Friday, 9 November 2018

Faces - Long Player (1971)


Released February 1971

Recorded at Morgan Studios, London

The first two Faces albums were appealing raw and edgy, especially in comparison to the "default" Faces album, November 1971 "A Nod's As Good As A Wink To A Blind Horse". This one is a bit more of a solid album than the slightly patchy "First Step" (even though there was some brilliance on that album). The sound quality on this remastered version is outstanding too. It is quite a short album, though. It actually only has six songs, two live cuts and one short instrumental. Yes, it is a shambling, somewhat ragged album, but as with the debut one, therein lies its appeal. Despite that, you get the impression that The Faces knew what they were doing. It was a sort of organised chaos. Rod Stewart, Ronnie Wood and Ronnie Lane wrote some great songs in this period, though, something that often gets overlooked.


1. Bad 'N' Ruin
2. Tell Everyone
3. Sweet Lady Mary
4. Richmond
5. Maybe I'm Amazed
6. Had Me A Real Good Time
7. On The Beach
8. I Feel So Good
9. Jerusalem                                            

"Bad 'n' Ruin" has a lot of Rod Stewart's "Gasoline Alley" album about it - that down 'n' dirty electric guitar/drums/acoustic guitar interplay and Rod Stewart's rasping, throaty bluesy vocal. He is developing that strange enunciation too, notable in the way he sings "rec-awwg-nise". This was something he would do for many subsequent years. It became as unique as Elton John's strange mid-Atlantic twang and Mick Jagger's odd US accent. "Tell Everyone" is a big thumping rock ballad, with a massive drum and bass sound, excellent electric guitar and piano. "Sweet Lady Mary" is classic Faces, although it could very much be classic Rod Stewart, as it would fit very much on to his solo albums from the same period, with its acoustic guitar backing, slide guitar solo and swirling organ. Add to that Stewart's country soul-style vocal and you have a classic Faces/Stewart number.

"Richmond" is, despite Ronnie Lane's weak voice on it, a great song. He was a far better songwriter and musician than he was a singer. The first live track is a muscular cover of Paul McCartney's "Maybe I'm Amazed", recorded in New York City. It has a loose, live appeal. A band totally enjoying themselves. "Had Me A Real Good Time" is typical Faces barroom, rollicking, rousing rock.

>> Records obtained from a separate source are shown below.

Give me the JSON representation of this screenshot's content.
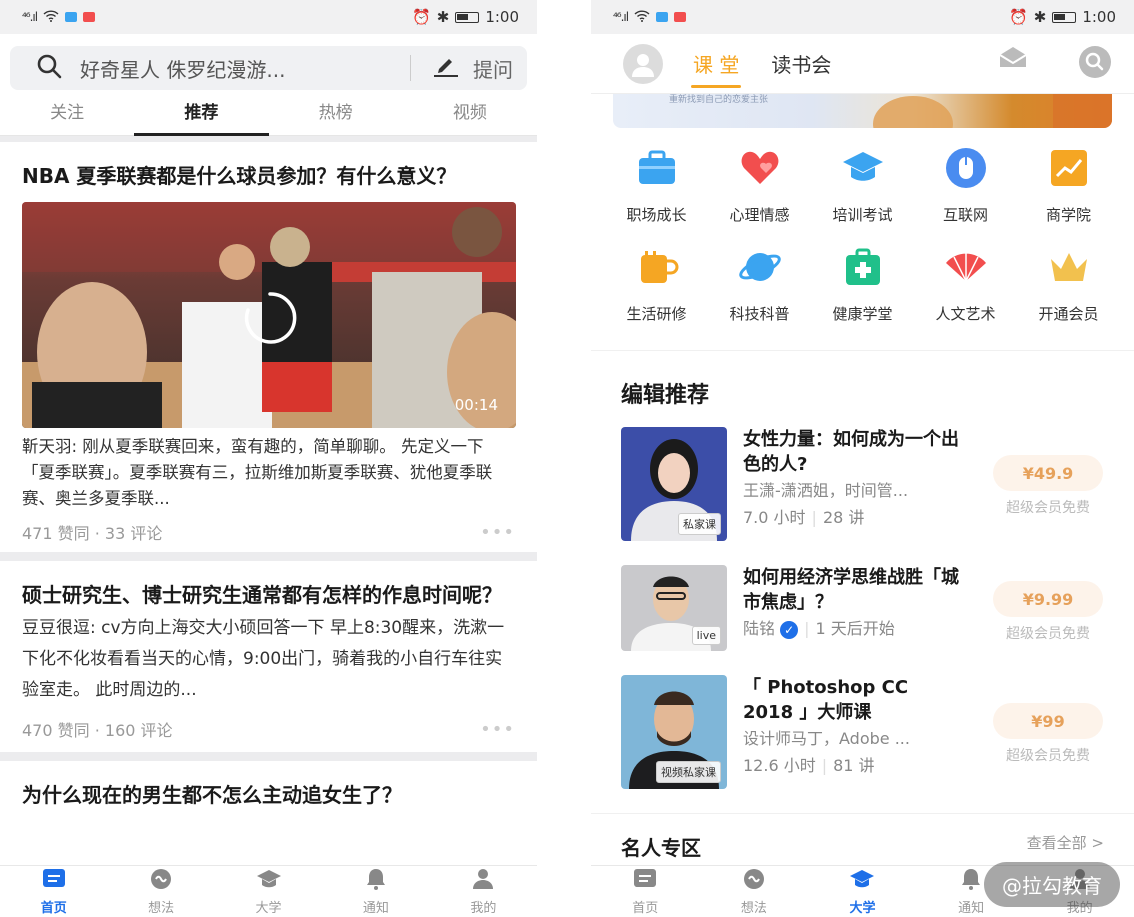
{
  "left": {
    "status": {
      "time": "1:00",
      "signal": "⁴⁶.ıl"
    },
    "search": {
      "query": "好奇星人 侏罗纪漫游...",
      "ask_label": "提问"
    },
    "tabs": [
      {
        "label": "关注"
      },
      {
        "label": "推荐"
      },
      {
        "label": "热榜"
      },
      {
        "label": "视频"
      }
    ],
    "feed": [
      {
        "title": "NBA 夏季联赛都是什么球员参加？有什么意义？",
        "video_duration": "00:14",
        "excerpt": "靳天羽: 刚从夏季联赛回来，蛮有趣的，简单聊聊。 先定义一下「夏季联赛」。夏季联赛有三，拉斯维加斯夏季联赛、犹他夏季联赛、奥兰多夏季联...",
        "stats": "471 赞同 · 33 评论"
      },
      {
        "title": "硕士研究生、博士研究生通常都有怎样的作息时间呢？",
        "excerpt": "豆豆很逗: cv方向上海交大小硕回答一下 早上8:30醒来，洗漱一下化不化妆看看当天的心情，9:00出门，骑着我的小自行车往实验室走。 此时周边的...",
        "stats": "470 赞同 · 160 评论"
      },
      {
        "title": "为什么现在的男生都不怎么主动追女生了？"
      }
    ],
    "bottom_nav": [
      {
        "label": "首页",
        "icon": "home-icon"
      },
      {
        "label": "想法",
        "icon": "idea-icon"
      },
      {
        "label": "大学",
        "icon": "graduation-cap-icon"
      },
      {
        "label": "通知",
        "icon": "bell-icon"
      },
      {
        "label": "我的",
        "icon": "person-icon"
      }
    ]
  },
  "right": {
    "status": {
      "time": "1:00",
      "signal": "⁴⁶.ıl"
    },
    "header": {
      "tabs": [
        {
          "label": "课 堂"
        },
        {
          "label": "读书会"
        }
      ]
    },
    "banner_text": "重新找到自己的恋爱主张",
    "categories": [
      {
        "label": "职场成长",
        "icon": "briefcase-icon",
        "color": "#3ba4f0"
      },
      {
        "label": "心理情感",
        "icon": "heart-icon",
        "color": "#f24e4e"
      },
      {
        "label": "培训考试",
        "icon": "graduation-cap-icon",
        "color": "#3ba4f0"
      },
      {
        "label": "互联网",
        "icon": "mouse-icon",
        "color": "#4a8cf0"
      },
      {
        "label": "商学院",
        "icon": "chart-icon",
        "color": "#f5a623"
      },
      {
        "label": "生活研修",
        "icon": "cup-icon",
        "color": "#f5a623"
      },
      {
        "label": "科技科普",
        "icon": "planet-icon",
        "color": "#3ba4f0"
      },
      {
        "label": "健康学堂",
        "icon": "medkit-icon",
        "color": "#20c08a"
      },
      {
        "label": "人文艺术",
        "icon": "fan-icon",
        "color": "#f24e4e"
      },
      {
        "label": "开通会员",
        "icon": "crown-icon",
        "color": "#f2c14e"
      }
    ],
    "editor_title": "编辑推荐",
    "courses": [
      {
        "title": "女性力量：如何成为一个出色的人?",
        "subtitle": "王潇-潇洒姐，时间管...",
        "meta1": "7.0 小时",
        "meta2": "28 讲",
        "badge": "私家课",
        "price": "¥49.9",
        "free": "超级会员免费"
      },
      {
        "title": "如何用经济学思维战胜「城市焦虑」？",
        "subtitle": "陆铭",
        "meta1": "1 天后开始",
        "badge": "live",
        "price": "¥9.99",
        "free": "超级会员免费"
      },
      {
        "title": "「 Photoshop CC 2018 」大师课",
        "subtitle": "设计师马丁，Adobe ...",
        "meta1": "12.6 小时",
        "meta2": "81 讲",
        "badge": "视频私家课",
        "price": "¥99",
        "free": "超级会员免费"
      }
    ],
    "famous": {
      "title": "名人专区",
      "more": "查看全部 >"
    },
    "bottom_nav": [
      {
        "label": "首页",
        "icon": "home-icon"
      },
      {
        "label": "想法",
        "icon": "idea-icon"
      },
      {
        "label": "大学",
        "icon": "graduation-cap-icon"
      },
      {
        "label": "通知",
        "icon": "bell-icon"
      },
      {
        "label": "我的",
        "icon": "person-icon"
      }
    ],
    "watermark": "@拉勾教育"
  }
}
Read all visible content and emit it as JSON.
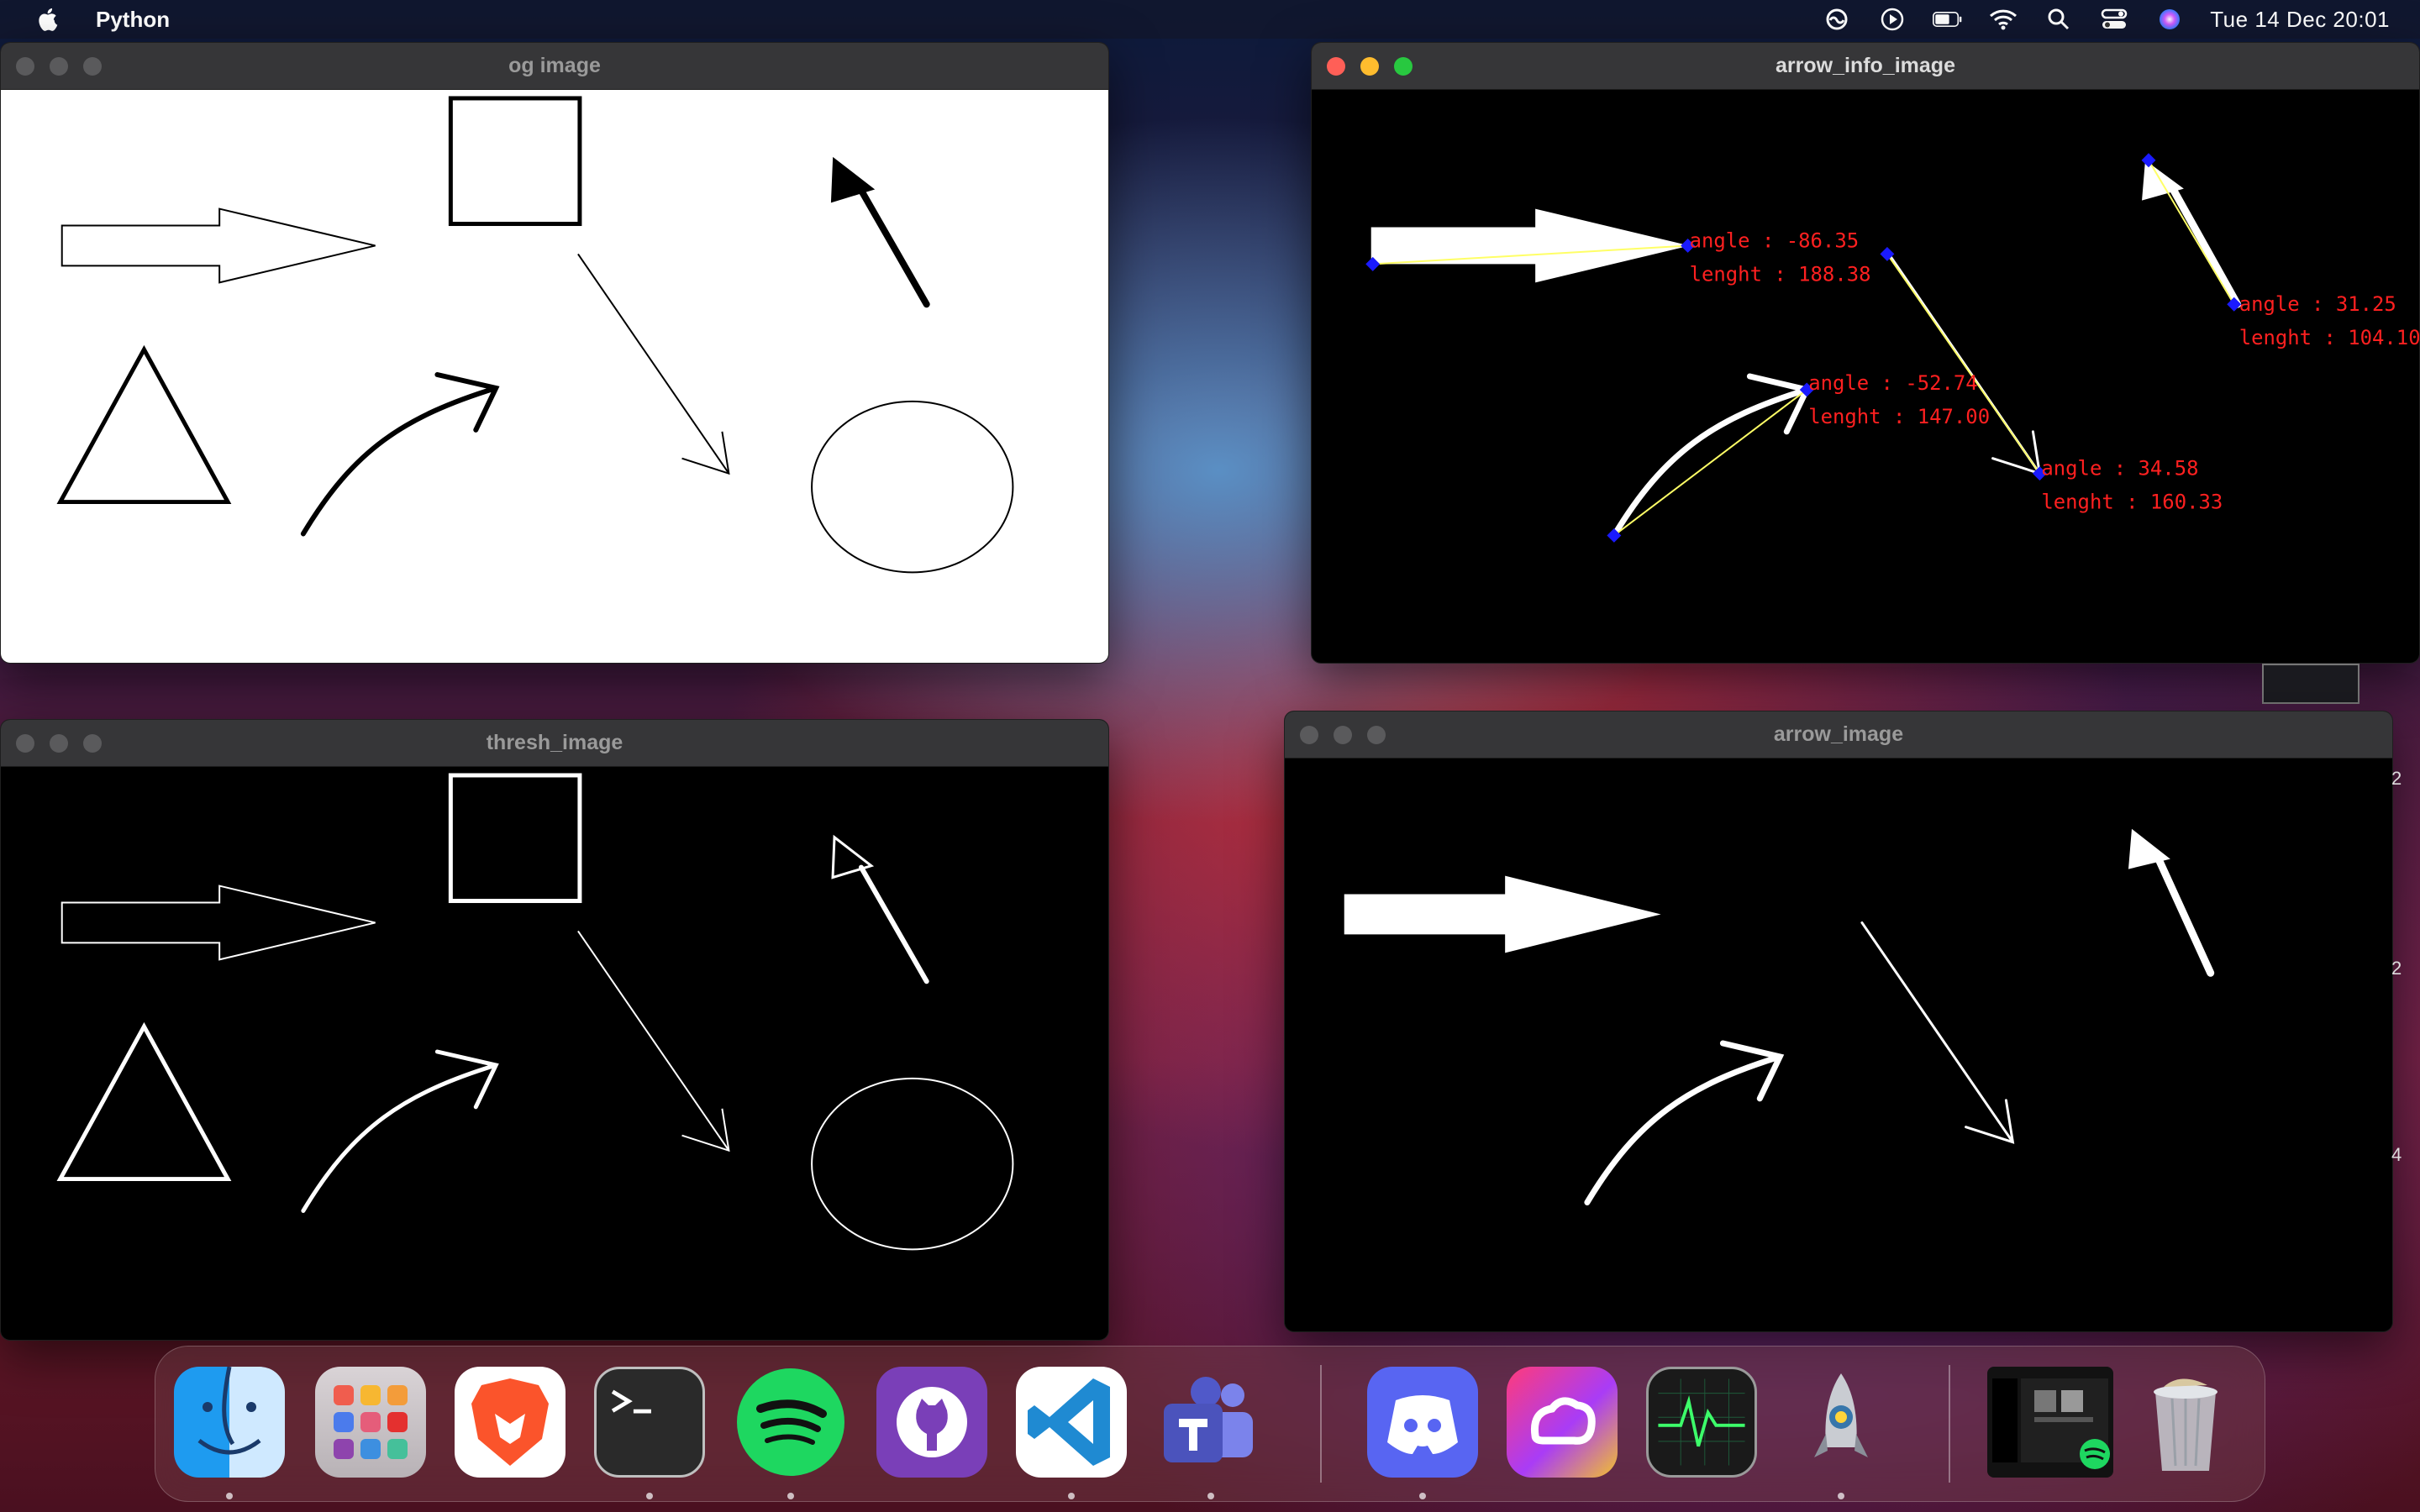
{
  "menubar": {
    "app_name": "Python",
    "clock": "Tue 14 Dec  20:01",
    "icons": [
      "apple-icon",
      "creative-cloud-icon",
      "play-icon",
      "battery-icon",
      "wifi-icon",
      "search-icon",
      "control-center-icon",
      "siri-icon"
    ]
  },
  "windows": {
    "og": {
      "title": "og image"
    },
    "info": {
      "title": "arrow_info_image",
      "labels": [
        {
          "angle": "angle : -86.35",
          "length": "lenght : 188.38"
        },
        {
          "angle": "angle : 31.25",
          "length": "lenght : 104.10"
        },
        {
          "angle": "angle : -52.74",
          "length": "lenght : 147.00"
        },
        {
          "angle": "angle : 34.58",
          "length": "lenght : 160.33"
        }
      ]
    },
    "thresh": {
      "title": "thresh_image"
    },
    "arrow": {
      "title": "arrow_image"
    }
  },
  "dock": {
    "apps": [
      "Finder",
      "Launchpad",
      "Brave",
      "Terminal",
      "Spotify",
      "GitHub Desktop",
      "Visual Studio Code",
      "Microsoft Teams",
      "Discord",
      "Creative Cloud",
      "Activity Monitor",
      "Python",
      "Spotify Window",
      "Trash"
    ]
  },
  "side_digits": [
    "2",
    "2",
    "4"
  ],
  "colors": {
    "label_red": "#ff2020",
    "keypoint_blue": "#1a1aff",
    "line_yellow": "#ffff66"
  }
}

The Faces at their best. "The skinny girl made it clear that she only came here for the beer....". Great stuff. Excellent saxophone, guitar and drums at the end too.

Stewart and the two Ronnies all on vocals on the slightly muffled "On The Beach" is a bit of a drop in quality compared to the rest of the material. It has echoes of The Rolling Stones' "Country Honk" about it. The live, extended romp of "I Feel So Good" (an old blues classic) is full of spontaneous live atmosphere. The good thing about the inclusion of the two live tracks on here is that it gets over the point that The Faces were every bit the live, gigging band at the time, as much as recording in the studio, if not more. This is what they loved doing and it comes across. Stewart has the audience in the palm of his sweaty hand.

A scratchy acoustic version of Blake's "Jerusalem" ends this quirky, rough-edged album. Good as it was, though, the next one would be even better.